Euro Parliament readies for final community patent vote
The European Parliament is expected to vote this week on proposals for a community patent, following delays to rewrite certain amendments Sunday, 7-Apr-02 00:00:00 GMTNews10029
The European Parliament is expected to vote this week on proposals for a community
patent, following delays to rewrite certain amendments.
The debate has been re-scheduled for April 9 after it was pulled from Parliament's March
11 agenda because of disagreements over the wording of some of the changes made by the
Legal Affairs Committee to the European Commission's original proposals.
Ana Palacio Vallelersundi MEP, rapporteur of the Committee's community patent report, is
now urging Parliament to back the Commission proposals for a regulation to create a
community patent, together with the Committee's amendments.
The Committee considers a community patent essential to eliminate distortions of
competition cause by national protection rights, ensuring the free movement of goods
protected by patents.
However, controversy over the issue has meant that the Council of Ministers has not yet
been able to reach the unanimous agreement required to adopt the draft regulation. Issues
of language, the judicial system and the role of national patent offices in relation to the
European Patent Office (EPO), have cause the progress of an EU-wide patent to falter.

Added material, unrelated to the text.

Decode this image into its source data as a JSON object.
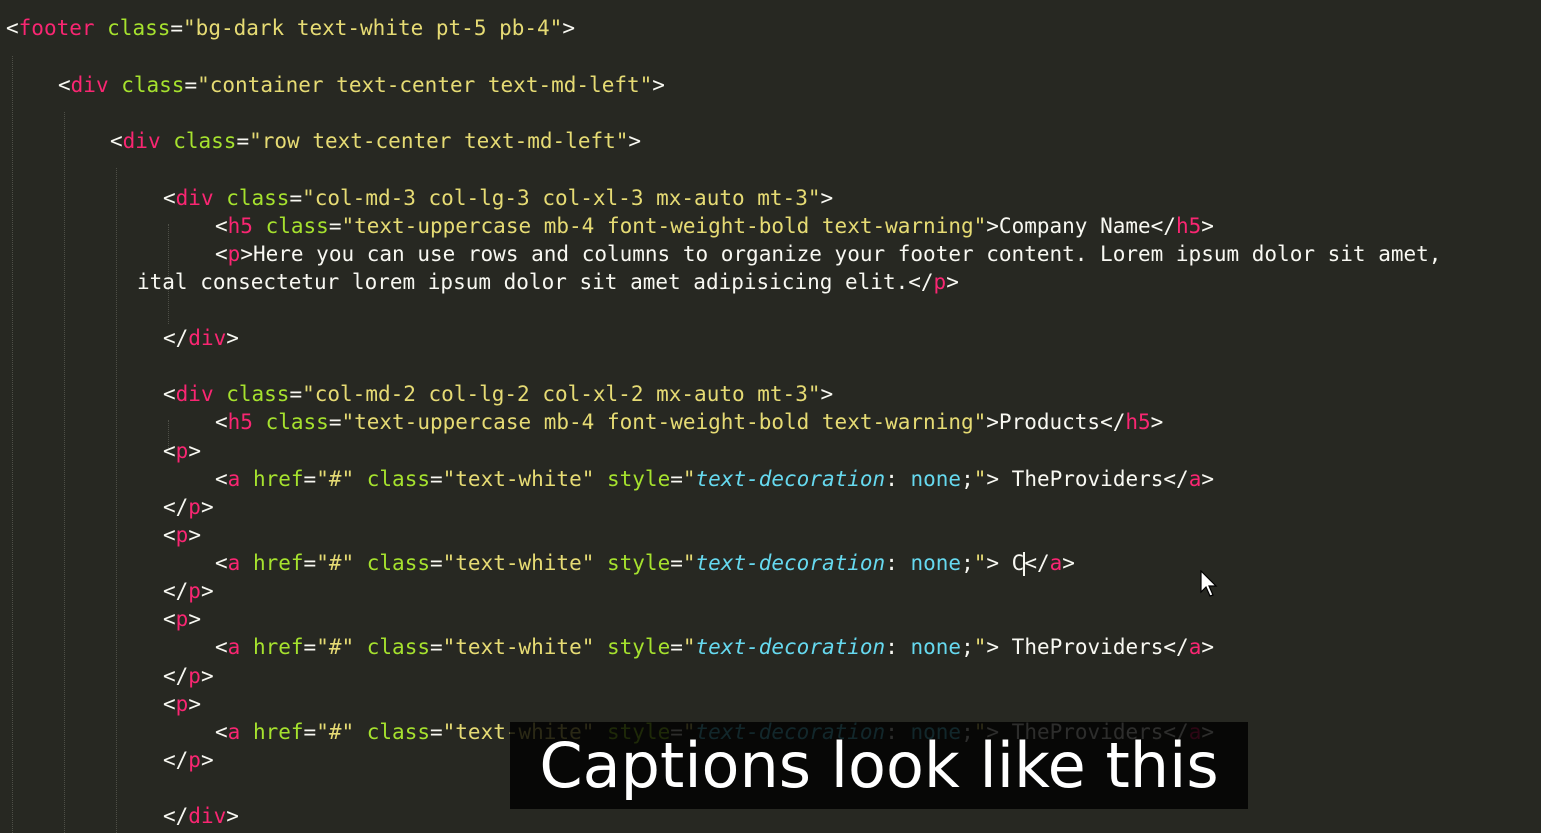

The Legal Affairs Committee's final recommendations to Parliament include endorsing
Vallelersundi's recommendations that the language regime should follow the community trade
mark regulation, under which applications may be submitted in any of the EU's official
languages.
In addition, the Committee is suggesting that applicants would have to choose a second
language from a choice of English, French, German, Italian and Spanish, for any proceedings
such as opposition, revocation or invalidity.

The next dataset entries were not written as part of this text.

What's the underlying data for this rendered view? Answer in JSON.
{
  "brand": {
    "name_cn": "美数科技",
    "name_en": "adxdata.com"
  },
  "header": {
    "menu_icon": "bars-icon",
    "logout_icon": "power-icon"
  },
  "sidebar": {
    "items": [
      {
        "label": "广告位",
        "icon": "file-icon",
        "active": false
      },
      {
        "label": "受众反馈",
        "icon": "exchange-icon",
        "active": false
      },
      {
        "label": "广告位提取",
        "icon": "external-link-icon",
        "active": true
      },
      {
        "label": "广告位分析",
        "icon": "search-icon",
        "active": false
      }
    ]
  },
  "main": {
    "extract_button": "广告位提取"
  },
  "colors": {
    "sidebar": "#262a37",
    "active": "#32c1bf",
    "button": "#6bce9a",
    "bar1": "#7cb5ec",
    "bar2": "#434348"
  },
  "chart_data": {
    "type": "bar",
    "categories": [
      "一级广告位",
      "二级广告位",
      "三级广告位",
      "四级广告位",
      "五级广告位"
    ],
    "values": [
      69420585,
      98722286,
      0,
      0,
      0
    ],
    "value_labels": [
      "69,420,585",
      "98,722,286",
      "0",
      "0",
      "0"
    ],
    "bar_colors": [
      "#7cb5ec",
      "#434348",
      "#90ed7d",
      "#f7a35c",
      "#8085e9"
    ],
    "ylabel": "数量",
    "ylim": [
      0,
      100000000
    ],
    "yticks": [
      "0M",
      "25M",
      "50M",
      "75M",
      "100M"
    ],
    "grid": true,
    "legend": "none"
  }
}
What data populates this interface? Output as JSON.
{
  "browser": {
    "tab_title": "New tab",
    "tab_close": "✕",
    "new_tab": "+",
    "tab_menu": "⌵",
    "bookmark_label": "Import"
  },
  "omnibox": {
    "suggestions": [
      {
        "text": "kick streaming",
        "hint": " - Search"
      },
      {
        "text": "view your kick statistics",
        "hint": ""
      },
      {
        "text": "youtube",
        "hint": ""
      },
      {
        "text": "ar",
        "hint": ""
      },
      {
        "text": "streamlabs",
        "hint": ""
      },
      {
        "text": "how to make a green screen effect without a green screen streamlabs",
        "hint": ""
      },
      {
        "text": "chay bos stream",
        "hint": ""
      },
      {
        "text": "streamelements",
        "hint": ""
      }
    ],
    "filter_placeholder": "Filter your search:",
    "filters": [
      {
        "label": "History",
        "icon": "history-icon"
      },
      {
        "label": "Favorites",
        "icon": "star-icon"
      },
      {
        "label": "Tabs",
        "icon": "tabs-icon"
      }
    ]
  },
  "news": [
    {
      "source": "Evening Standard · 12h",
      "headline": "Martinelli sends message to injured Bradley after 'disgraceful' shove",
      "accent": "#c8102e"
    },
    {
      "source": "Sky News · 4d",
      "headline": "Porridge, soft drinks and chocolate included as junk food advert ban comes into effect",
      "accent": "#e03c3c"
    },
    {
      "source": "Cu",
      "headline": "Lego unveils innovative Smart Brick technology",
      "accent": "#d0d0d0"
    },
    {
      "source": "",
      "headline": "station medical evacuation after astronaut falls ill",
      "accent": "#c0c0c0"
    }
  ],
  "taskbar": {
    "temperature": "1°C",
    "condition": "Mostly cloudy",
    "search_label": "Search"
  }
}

The Committee is also calling for a number of changes to the Commission's proposal for a
new community intellectual property court to have jurisdiction at both first and second
instance.
Proposed amendments by the group of MEPs would mean establishing first instance
jurisdiction at a national level, using national courts with experience in patent
litigation as community patent courts, with rulings at second instance being given by the
European Chamber for Intellectual Property.

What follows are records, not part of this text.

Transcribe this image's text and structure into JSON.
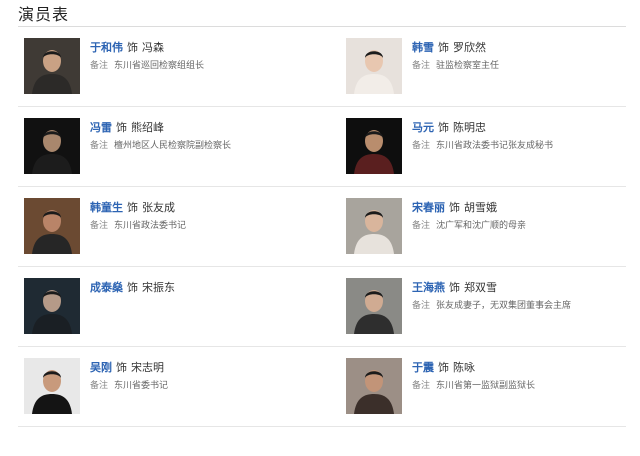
{
  "section": {
    "title": "演员表"
  },
  "cast": [
    {
      "left": {
        "actor": "于和伟",
        "as": "饰",
        "role": "冯森",
        "note_label": "备注",
        "note": "东川省巡回检察组组长",
        "bg": "#3f3a35",
        "face": "#c9a184",
        "suit": "#2c2a28"
      },
      "right": {
        "actor": "韩雪",
        "as": "饰",
        "role": "罗欣然",
        "note_label": "备注",
        "note": "驻监检察室主任",
        "bg": "#e7e1dc",
        "face": "#e8c7b0",
        "suit": "#f2ede8"
      }
    },
    {
      "left": {
        "actor": "冯雷",
        "as": "饰",
        "role": "熊绍峰",
        "note_label": "备注",
        "note": "檀州地区人民检察院副检察长",
        "bg": "#111111",
        "face": "#a9876d",
        "suit": "#1c1c1c"
      },
      "right": {
        "actor": "马元",
        "as": "饰",
        "role": "陈明忠",
        "note_label": "备注",
        "note": "东川省政法委书记张友成秘书",
        "bg": "#0e0e0e",
        "face": "#b98d6d",
        "suit": "#5a1f1f"
      }
    },
    {
      "left": {
        "actor": "韩童生",
        "as": "饰",
        "role": "张友成",
        "note_label": "备注",
        "note": "东川省政法委书记",
        "bg": "#6b4a32",
        "face": "#b98468",
        "suit": "#262626"
      },
      "right": {
        "actor": "宋春丽",
        "as": "饰",
        "role": "胡雪娥",
        "note_label": "备注",
        "note": "沈广军和沈广顺的母亲",
        "bg": "#a8a49d",
        "face": "#d9b59c",
        "suit": "#e7e2dc"
      }
    },
    {
      "left": {
        "actor": "成泰燊",
        "as": "饰",
        "role": "宋振东",
        "note_label": "",
        "note": "",
        "bg": "#1f2a33",
        "face": "#b59a88",
        "suit": "#1a1f24"
      },
      "right": {
        "actor": "王海燕",
        "as": "饰",
        "role": "郑双雪",
        "note_label": "备注",
        "note": "张友成妻子，无双集团董事会主席",
        "bg": "#8a8a86",
        "face": "#d0ab92",
        "suit": "#2e2e2e"
      }
    },
    {
      "left": {
        "actor": "吴刚",
        "as": "饰",
        "role": "宋志明",
        "note_label": "备注",
        "note": "东川省委书记",
        "bg": "#e8e8e8",
        "face": "#c89a7c",
        "suit": "#141414"
      },
      "right": {
        "actor": "于震",
        "as": "饰",
        "role": "陈咏",
        "note_label": "备注",
        "note": "东川省第一监狱副监狱长",
        "bg": "#9c8f86",
        "face": "#c29478",
        "suit": "#3b2f2a"
      }
    }
  ]
}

The Committee is also asking for both the Commission and the Council to ensure national
patent offices will continue to play an important role in the processing of the community
patent.
The Committee wants the EPO to be able to instruct the national offices to produce
research reports on a limited number of patent applications, provided they meet certain
criteria under a system of quality control that MEPs say should be put in place under the
combined authority of the Commission and the EPO.